Toda ilusão em relação ao sufrágio universal, enquanto meio de 
emancipação, tendo sido assim destruída pelo raciocínio e pelos fatos, 
faz com que as classes privilegiadas, que inicialmente se mostraram 
amedrontadas e reticentes, compreendam pouco a pouco a utilidade que 
elas podem retirar do sufrágio universal e o aceitem como uma arma 
preciosa do governo. 
 
 
Quando o povo não pode mais ser mantido na submissão pela simples 
força bruta e quando as mentiras dos padres já não lhe bastam a fazer 
aceitar a miséria como uma lei decretada por Deus; quando ele não 
situa mais suas esperanças no paraíso e quando não tem mais medo do 
policial, nesse momento então não lhe resta outro meio para mantê-lo 
em escravidão senão o de fazê-lo crer que o patrão é ele; que as 
instituições sociais são sua própria obra e que elas podem mudar se 
assim ele o desejar.

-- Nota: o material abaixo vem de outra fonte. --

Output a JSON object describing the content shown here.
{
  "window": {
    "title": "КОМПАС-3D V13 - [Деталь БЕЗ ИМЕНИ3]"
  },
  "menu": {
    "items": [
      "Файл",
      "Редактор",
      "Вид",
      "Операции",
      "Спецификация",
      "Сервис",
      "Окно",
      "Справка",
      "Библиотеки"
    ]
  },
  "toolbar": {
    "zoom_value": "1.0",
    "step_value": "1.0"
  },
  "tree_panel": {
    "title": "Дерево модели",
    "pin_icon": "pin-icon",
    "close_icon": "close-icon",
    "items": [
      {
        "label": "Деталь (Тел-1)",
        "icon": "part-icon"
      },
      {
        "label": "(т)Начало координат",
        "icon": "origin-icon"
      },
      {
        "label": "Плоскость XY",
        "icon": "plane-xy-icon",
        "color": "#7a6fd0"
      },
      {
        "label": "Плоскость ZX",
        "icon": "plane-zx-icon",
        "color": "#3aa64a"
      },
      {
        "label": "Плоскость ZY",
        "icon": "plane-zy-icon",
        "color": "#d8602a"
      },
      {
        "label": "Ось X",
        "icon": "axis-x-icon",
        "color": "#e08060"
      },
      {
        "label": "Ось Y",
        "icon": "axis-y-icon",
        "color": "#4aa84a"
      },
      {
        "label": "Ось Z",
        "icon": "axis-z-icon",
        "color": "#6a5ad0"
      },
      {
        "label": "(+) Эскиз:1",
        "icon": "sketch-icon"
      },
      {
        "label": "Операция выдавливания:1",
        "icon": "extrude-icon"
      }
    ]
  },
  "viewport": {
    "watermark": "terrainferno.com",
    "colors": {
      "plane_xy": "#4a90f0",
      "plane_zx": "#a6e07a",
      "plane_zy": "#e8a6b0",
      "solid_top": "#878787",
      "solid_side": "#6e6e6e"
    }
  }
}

E a burguesia faz prova genial de talento político ao 
conceder ao povo o sufrágio, que nada mais seria do que o direito de se 
escolher seus próprios patrões, se fosse exercido em condições de 
ignorância e escravidão econômica quase feudal que são as do povo, 
nada mais é do que uma indigna comédia onde charlatães vulgares 
fazem comércio de sua própria consciência e das lágrimas do próximo.